The story, too, is lackluster. It’s developed in places, of course; you’ll remember a few of its characters after you put it down. But it’s also formulaic, and the hardware confines the text that makes up its building blocks to terse blurbs before and after battles. (Nor, as Nyna can attest, is the translation any too kind to the integrity of some of those blurbs.) The game gestures at bigger, more interesting themes, but it doesn’t reveal them particularly well. It tells more the bare bones of a plot, less a story. When Mr. Kaga gets a second and third chance to tell the thematic adventure he wants to tell, it’s no surprise that he takes them, and says what he wants to say rather better than he ever did in SD&BoL.

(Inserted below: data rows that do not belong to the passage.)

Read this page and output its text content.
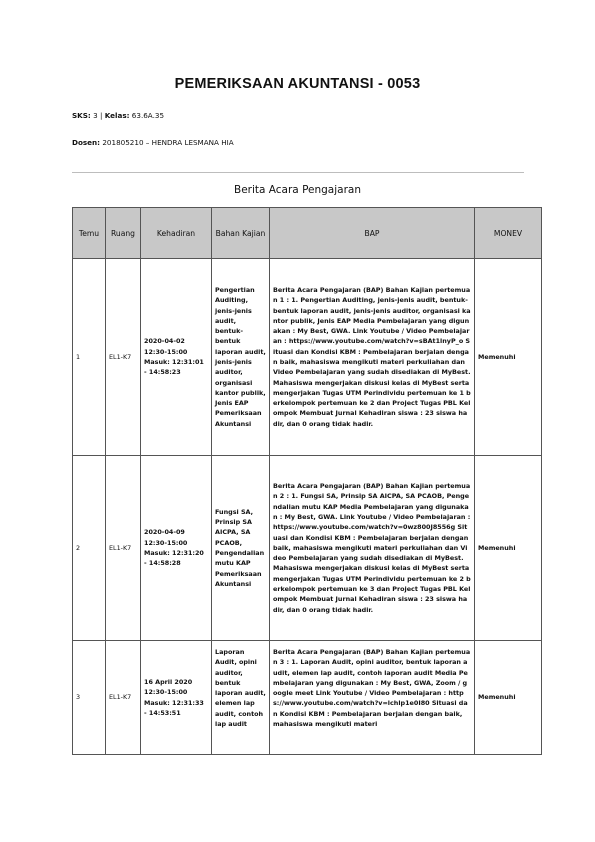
PEMERIKSAAN AKUNTANSI - 0053
SKS: 3 | Kelas: 63.6A.35
Dosen: 201805210 – HENDRA LESMANA HIA
Berita Acara Pengajaran
Temu	Ruang	Kehadiran	Bahan Kajian	BAP	MONEV
1	EL1-K7	2020-04-02 12:30-15:00 Masuk: 12:31:01 - 14:58:23	Pengertian Auditing, jenis-jenis audit, bentuk-bentuk laporan audit, jenis-jenis auditor, organisasi kantor publik, Jenis EAP Pemeriksaan Akuntansi	Berita Acara Pengajaran (BAP) Bahan Kajian pertemuan 1 : 1. Pengertian Auditing, jenis-jenis audit, bentuk-bentuk laporan audit, jenis-jenis auditor, organisasi kantor publik, Jenis EAP Media Pembelajaran yang digunakan : My Best, GWA. Link Youtube / Video Pembelajaran : https://www.youtube.com/watch?v=sBAt1lnyP_o Situasi dan Kondisi KBM : Pembelajaran berjalan dengan baik, mahasiswa mengikuti materi perkuliahan dan Video Pembelajaran yang sudah disediakan di MyBest. Mahasiswa mengerjakan diskusi kelas di MyBest serta mengerjakan Tugas UTM Perindividu pertemuan ke 1 berkelompok pertemuan ke 2 dan Project Tugas PBL Kelompok Membuat Jurnal Kehadiran siswa : 23 siswa hadir, dan 0 orang tidak hadir.	Memenuhi
2	EL1-K7	2020-04-09 12:30-15:00 Masuk: 12:31:20 - 14:58:28	Fungsi SA, Prinsip SA AICPA, SA PCAOB, Pengendalian mutu KAP Pemeriksaan Akuntansi	Berita Acara Pengajaran (BAP) Bahan Kajian pertemuan 2 : 1. Fungsi SA, Prinsip SA AICPA, SA PCAOB, Pengendalian mutu KAP Media Pembelajaran yang digunakan : My Best, GWA. Link Youtube / Video Pembelajaran : https://www.youtube.com/watch?v=0wz800J8556g Situasi dan Kondisi KBM : Pembelajaran berjalan dengan baik, mahasiswa mengikuti materi perkuliahan dan Video Pembelajaran yang sudah disediakan di MyBest. Mahasiswa mengerjakan diskusi kelas di MyBest serta mengerjakan Tugas UTM Perindividu pertemuan ke 2 berkelompok pertemuan ke 3 dan Project Tugas PBL Kelompok Membuat Jurnal Kehadiran siswa : 23 siswa hadir, dan 0 orang tidak hadir.	Memenuhi
3	EL1-K7	16 April 2020 12:30-15:00 Masuk: 12:31:33 - 14:53:51	Laporan Audit, opini auditor, bentuk laporan audit, elemen lap audit, contoh lap audit	Berita Acara Pengajaran (BAP) Bahan Kajian pertemuan 3 : 1. Laporan Audit, opini auditor, bentuk laporan audit, elemen lap audit, contoh laporan audit Media Pembelajaran yang digunakan : My Best, GWA, Zoom / google meet Link Youtube / Video Pembelajaran : https://www.youtube.com/watch?v=lchlp1e0I80 Situasi dan Kondisi KBM : Pembelajaran berjalan dengan baik, mahasiswa mengikuti materi	Memenuhi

And special mention must be made of the necessary but (mystifyingly) skippable Falchion quest, which lets unsuspecting players careen down an unwinnable path for hours on end just to tell them to try the whole freaking thing over again at the last possible minute. To the unaccustomed eye, it might look like this game hates players. This is not an impression that a game should give unintentionally.
So, sure, up against today’s games, SD&BoL isn’t a great one. But remember, any judgment like that has to fall in a little bit of context. It wasn’t up against today’s games in 1990. Back then it was a little engine (in a chassis that nearly didn’t fit it) that drove IS’s brand-new idea to stunning completion. It deserves major, major points for trying something new and getting it to stick. There are many parts of it that could be improved, but that’s the case with virtually every brand-new invention. At the task of bringing a complex board game to the NES, it roundly succeeded. To SD&BoL we owe at least that recgonition. And let’s give thanks to it too for the many hours of Fire Emblem fun that its descendants have given us since. It started a mighty fine thing.
That fine thing continues in the next installment of this blog.
One last note, though, before I go. Why, asks the astute gamer, am I blogging as “Malledus?”
I mean, in a sense I’ve been Malledus the entire time I’ve played through this game. He’s the tactician of Marth’s army. He tells soldiers how to operate on the battlefield. When we play through the War of Shadows, we’re stepping into his shoes and giving commands in his voice. SD&BoL makes us all, constructively, Malledus.
But I picked his name for a deeper reason. Malledus—and this is made much more clear in later retellings of the War of Shadows—isn’t just the man who develops the army’s strategy and offers snippets of insight into history and lore. Malledus is the one who stands by and oversees Marth as he grows from a frightened boy into a conquering king. Under Malledus’s guidance, Marth learns to become an adult.
I think that’s a beautiful little summation of how stories in any literary medium can transform who we are. (The literary media unquestionably include games, as they do books, drama, and cinema.) Through a well-told story, we learn something about ourselves. We grow from who we are at first instance to someone more mature, more capable, more in command of our thoughts and our role in the world. If I can help shepherd transformations like that for you, as I write and you read and we play good games together, I’ll have done my job. If I live up to Malledus’s name, I’ll rest easy. That’s my goal here at Airsrock.
So with that in mind, let’s move on to new games. The stories are more profound and moving, and the journeys are wide open. They’re just waiting for you to take them. And when you do I’ll be there at your side.